Fri. Dec 3rd, 2021


The author is a science commentator

The utterances came faster than a pinball. On October 29, the U.S. Food and Drug Administration authorized the emergency use of lower-dose Covid-19 vaccines in children between the ages of five and 11. Four days later, the U.S. Centers for Disease Control and Prevention unanimously approved it for the 28 million children in that age group, with immediate effect. Discussion opened last week.

Anyone who observes this decisive sprint can conclude that there is a pandemic going on. Compare that to the UK, where discussions about adolescent vaccinations came from a bumpy statement to the next. Pfizer stimulants were rated as safe and effective for 12- to 15-year-olds by the British medicine regulator in early June. But three months later, the Joint Committee on Vaccination and Immunization (JCVI) recommended them only for teens with serious medical conditions, citing marginal health benefits and possible side effects as barriers to a wider rollout. The fact that Israel, the USA, Canada and several EU countries millions of teens who are barely registered have been vaccinated. On September 13, the government’s chief medical officers recommended a single-dose regimen. The combination of a late decision, stuttering implementation and parental confusion over conflicting messages meant that by the first week of October, one out of 14 secondary school children are infected.

Now, the publication of relevant JCVI discussions sheds new light on how Britain has become an outlier. The minutes show an obsession with the rare vaccine side effect of myocarditis – a temporary and treatable form of heart inflammation – and an almost dismissive attitude towards the disadvantages of Covid, which includes infant deaths. The JCVI estimated that 1 million first doses in 12- to 15-year-olds could cause up to 17 cases of myocarditis, but 87 hospital admissions and two intensive care admissions could occur. Various scientists questioned last week why the JCVI reduced the risks of mass Covid in children and set aside modeling that suggests vaccine benefits.

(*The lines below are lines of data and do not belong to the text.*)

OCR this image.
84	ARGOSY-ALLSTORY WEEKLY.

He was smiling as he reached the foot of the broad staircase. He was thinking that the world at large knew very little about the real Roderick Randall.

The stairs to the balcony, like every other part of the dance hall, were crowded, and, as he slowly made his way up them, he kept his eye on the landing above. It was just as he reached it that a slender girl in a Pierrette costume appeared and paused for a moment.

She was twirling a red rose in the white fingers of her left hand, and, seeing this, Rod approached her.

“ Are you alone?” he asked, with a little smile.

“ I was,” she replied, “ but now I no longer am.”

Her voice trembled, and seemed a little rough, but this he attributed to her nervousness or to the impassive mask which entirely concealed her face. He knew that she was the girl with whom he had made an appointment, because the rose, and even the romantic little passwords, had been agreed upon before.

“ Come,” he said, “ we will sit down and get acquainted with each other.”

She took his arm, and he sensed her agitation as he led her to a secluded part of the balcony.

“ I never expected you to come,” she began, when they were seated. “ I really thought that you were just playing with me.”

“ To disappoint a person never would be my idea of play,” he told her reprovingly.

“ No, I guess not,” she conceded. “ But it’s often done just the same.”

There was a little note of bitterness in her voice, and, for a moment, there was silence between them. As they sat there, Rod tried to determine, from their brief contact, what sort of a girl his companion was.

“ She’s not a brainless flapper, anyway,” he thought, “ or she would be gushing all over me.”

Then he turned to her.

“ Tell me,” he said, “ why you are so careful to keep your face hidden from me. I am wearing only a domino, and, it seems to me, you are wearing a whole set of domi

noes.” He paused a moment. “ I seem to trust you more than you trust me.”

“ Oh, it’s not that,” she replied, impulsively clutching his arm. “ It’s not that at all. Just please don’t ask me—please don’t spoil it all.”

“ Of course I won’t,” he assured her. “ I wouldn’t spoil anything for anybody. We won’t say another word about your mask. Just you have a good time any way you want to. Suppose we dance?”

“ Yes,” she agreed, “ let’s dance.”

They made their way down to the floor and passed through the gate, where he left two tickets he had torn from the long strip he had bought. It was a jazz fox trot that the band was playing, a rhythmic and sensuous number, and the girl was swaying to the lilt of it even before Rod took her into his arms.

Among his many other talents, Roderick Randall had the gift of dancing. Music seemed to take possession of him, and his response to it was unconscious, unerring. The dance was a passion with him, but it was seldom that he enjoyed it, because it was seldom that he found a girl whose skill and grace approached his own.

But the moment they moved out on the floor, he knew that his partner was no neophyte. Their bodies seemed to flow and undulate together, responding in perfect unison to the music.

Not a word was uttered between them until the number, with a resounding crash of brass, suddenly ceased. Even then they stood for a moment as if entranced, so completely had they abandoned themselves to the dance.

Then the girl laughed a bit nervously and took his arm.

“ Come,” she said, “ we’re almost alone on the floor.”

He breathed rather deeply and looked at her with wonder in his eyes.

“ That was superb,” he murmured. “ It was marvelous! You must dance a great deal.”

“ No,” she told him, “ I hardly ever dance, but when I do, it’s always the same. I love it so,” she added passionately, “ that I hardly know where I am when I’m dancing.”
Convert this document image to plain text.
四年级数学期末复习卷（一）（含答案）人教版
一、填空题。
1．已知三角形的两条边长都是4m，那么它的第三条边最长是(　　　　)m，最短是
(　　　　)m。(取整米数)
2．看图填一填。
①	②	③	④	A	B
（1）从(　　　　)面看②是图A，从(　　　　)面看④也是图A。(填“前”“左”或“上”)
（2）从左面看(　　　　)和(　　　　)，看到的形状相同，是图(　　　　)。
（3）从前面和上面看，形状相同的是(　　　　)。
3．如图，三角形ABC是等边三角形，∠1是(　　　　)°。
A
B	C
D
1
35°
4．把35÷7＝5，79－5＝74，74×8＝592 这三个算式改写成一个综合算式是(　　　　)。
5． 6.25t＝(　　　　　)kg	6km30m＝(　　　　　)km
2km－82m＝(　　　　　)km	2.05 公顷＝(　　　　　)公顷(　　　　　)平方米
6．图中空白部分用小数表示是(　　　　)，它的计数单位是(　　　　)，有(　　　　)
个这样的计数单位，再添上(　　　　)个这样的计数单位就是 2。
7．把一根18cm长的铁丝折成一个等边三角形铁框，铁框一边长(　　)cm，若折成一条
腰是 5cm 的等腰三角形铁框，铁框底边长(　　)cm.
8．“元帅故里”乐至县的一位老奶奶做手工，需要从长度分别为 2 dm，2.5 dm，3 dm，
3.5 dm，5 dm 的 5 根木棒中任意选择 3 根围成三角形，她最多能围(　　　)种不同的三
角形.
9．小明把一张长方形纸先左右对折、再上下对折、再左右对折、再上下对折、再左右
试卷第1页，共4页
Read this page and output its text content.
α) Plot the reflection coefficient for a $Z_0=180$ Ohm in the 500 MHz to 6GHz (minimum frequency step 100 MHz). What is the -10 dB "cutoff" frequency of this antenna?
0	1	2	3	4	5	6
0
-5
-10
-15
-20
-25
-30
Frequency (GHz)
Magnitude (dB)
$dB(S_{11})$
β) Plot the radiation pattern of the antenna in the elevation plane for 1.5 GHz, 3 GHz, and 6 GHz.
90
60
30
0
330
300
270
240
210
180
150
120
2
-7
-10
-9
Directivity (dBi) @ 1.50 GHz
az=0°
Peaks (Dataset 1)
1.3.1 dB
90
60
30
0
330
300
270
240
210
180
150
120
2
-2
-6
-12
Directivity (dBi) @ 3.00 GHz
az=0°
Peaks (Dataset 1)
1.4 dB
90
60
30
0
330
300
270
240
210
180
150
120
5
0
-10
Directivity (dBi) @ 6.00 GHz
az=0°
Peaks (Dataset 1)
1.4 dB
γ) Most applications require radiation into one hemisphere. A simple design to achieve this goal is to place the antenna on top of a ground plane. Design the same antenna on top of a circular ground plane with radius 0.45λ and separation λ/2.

In fact, the committee seemed almost allergic to the idea of ​​immunizing older children. One suggestion, that the circulating virus “may offer broader immunity to children and strengthen immunity in adults”, has refuted the disputed assumption that natural infection offers superior immunity. The JCVI also considered the risk of child-to-child transmission to be low.

Professor Danny Altmann, an immunologist at Imperial College London, said there was no evidence in children that immunity to an infection was better than that of a vaccine. “The same goes for the even stranger view that infection does not spread among adolescents,” he said. Stephen Griffin, a virologist at Leeds University, tweeted it the JCVI’s statements were “abominable”.

The discussions about adolescent vaccination, and the secrecy surrounding it, invite serious reflection. Decision making in a pandemic can never be perfect, but it can be timely. If the JCVI minutes were published in the summer, flawed assumptions could be challenged, the postponement to chief medical officers accelerated and vaccinated willing teenagers before schools reopened.

Instead, extreme caution became paralyzing. As predicted, secondary schools – crammed with unvaccinated, unmasked children – became virus hotspots just as immunity began to decline in older people. The JCVI denies that they are acting too slowly and mysteriously, or pushing for natural infection. This has blamed delays in releasing minutes on increased workloads.

The UK will next have to judge whether younger children should be vaccinated. This assessment must be done quickly and transparently. There is a pandemic going on.